In reading this book, I learned a lot of official terminology for my everyday experiences. For example, the simple joy I receive from stretching out a dough ball in order to make a pizza is my motive for going to work, and my paycheck is my incentive for dealing with the stress and heat I deal with at work. Also, I have previously blogged that my daughter keeps me motivated to do things I need to do, such as finish school, as well as keeping me motivated to not do things I want to do, such as party and b.s. In other words, to provide her with a happy and healthy life, I am pushed to graduate college and pulled from being a bar rat (which is beneficial for everyone).
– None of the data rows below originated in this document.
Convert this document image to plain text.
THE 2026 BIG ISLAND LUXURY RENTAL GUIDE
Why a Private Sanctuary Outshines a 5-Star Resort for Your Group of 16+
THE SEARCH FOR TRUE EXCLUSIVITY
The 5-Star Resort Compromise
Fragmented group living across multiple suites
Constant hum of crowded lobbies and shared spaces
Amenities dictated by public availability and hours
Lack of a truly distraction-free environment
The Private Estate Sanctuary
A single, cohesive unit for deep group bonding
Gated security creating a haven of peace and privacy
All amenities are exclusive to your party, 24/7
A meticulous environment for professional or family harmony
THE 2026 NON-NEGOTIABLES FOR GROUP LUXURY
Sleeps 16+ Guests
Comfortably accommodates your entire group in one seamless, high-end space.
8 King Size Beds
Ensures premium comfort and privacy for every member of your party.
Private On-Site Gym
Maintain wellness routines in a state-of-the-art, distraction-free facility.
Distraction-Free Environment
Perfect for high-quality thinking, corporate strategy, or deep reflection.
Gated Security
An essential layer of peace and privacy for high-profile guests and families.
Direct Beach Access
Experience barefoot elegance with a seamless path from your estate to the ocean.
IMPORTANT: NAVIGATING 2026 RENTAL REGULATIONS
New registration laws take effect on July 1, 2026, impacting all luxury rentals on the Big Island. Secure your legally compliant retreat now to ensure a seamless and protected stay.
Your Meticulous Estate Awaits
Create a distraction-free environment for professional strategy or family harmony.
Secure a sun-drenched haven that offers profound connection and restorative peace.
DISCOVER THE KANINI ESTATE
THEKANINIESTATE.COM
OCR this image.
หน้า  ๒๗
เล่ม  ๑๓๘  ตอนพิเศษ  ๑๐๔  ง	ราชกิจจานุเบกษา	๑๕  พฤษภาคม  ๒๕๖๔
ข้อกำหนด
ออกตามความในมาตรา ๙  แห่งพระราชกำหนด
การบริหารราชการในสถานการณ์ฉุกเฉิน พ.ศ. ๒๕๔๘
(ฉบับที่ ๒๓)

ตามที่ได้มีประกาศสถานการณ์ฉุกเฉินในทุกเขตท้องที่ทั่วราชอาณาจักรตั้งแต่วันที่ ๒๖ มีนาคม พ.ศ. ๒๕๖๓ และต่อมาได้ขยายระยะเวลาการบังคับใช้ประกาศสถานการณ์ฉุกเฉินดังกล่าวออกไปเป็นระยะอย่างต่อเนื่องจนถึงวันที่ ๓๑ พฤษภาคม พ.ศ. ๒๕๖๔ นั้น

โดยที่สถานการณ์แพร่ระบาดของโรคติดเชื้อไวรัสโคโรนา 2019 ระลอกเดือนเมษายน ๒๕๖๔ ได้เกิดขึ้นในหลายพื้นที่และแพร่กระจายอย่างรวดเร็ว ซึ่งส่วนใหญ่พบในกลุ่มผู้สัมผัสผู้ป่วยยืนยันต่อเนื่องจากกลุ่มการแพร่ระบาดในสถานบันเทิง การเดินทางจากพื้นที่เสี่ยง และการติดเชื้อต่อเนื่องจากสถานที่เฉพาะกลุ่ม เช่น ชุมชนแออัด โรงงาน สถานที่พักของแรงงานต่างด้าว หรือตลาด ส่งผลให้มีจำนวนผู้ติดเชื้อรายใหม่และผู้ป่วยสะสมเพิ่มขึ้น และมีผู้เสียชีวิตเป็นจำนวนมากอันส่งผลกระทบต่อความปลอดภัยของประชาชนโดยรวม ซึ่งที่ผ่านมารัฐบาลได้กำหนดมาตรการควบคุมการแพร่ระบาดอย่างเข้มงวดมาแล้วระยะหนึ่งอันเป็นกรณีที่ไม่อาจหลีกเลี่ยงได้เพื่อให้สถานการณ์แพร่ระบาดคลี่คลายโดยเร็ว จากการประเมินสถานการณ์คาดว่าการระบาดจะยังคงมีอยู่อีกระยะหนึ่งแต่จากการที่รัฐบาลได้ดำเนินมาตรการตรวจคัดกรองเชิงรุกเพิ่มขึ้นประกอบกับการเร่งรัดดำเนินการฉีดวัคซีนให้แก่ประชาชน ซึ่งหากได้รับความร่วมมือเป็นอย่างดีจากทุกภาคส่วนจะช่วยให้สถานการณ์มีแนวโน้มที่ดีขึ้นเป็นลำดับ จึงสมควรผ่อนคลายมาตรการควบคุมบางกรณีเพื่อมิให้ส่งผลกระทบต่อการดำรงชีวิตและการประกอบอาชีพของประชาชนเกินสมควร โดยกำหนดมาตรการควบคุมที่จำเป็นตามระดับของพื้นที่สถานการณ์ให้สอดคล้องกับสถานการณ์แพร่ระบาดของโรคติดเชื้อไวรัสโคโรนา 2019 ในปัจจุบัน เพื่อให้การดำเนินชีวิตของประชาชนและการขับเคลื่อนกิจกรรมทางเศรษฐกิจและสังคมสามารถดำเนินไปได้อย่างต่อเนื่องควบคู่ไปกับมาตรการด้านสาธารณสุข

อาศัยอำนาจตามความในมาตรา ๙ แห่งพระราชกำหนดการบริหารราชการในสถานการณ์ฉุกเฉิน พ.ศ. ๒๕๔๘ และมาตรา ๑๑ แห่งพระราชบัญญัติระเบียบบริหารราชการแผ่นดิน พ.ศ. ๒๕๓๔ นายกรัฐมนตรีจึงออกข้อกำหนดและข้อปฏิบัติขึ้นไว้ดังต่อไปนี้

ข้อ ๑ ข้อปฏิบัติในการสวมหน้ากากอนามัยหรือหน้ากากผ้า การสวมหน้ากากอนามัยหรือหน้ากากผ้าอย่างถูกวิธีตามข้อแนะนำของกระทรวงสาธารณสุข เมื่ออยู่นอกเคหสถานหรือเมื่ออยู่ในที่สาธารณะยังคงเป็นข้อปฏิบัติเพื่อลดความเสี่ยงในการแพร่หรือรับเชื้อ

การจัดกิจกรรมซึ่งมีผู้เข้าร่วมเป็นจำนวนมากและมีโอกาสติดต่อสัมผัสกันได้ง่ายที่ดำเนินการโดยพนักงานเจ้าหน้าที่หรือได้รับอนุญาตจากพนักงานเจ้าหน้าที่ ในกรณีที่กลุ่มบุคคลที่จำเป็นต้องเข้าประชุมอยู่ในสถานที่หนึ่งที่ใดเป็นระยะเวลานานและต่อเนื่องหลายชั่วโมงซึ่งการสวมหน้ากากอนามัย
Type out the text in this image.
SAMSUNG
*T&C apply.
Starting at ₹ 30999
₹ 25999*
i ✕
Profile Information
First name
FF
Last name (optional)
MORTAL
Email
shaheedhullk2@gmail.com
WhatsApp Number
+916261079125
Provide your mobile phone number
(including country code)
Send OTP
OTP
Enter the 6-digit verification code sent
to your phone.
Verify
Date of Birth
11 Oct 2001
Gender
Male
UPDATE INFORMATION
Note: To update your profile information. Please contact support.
One new idea I learned from this book is the idea that motivation is part of human nature and has evolved over the centuries in order for humans to survive. The strive for sweet foods is beneficial for humans to desire caloric foods that give us nutrition. Also, the rejection of bitter food comes from the fact that poisons are bitter, which aided in human survival. To view human motivations as a survival of the fittest adaptation is not only interesting, but it is a genius thought derived from the observation of animals. It may only be a theory, but I am buying what they are selling.
The thing I found most interesting in this book is the fact that motivation has been theorized by philosophers since Aristotle, and probably even before that. Not only were they thinking about motivation, but they were using terminology to explain the way they felt and why they wanted to do the activities they wanted to do. It is truly common sense that when your stomach is growling, you are hungry, but to give that feeling an official terminology is advanced thinking. Also, from using these urges and describing why they happen and what they make you do, these ancient philosophers were trying to use these thoughts to correct negative behavior.
This class was interesting and I am glad I took it. Thanks!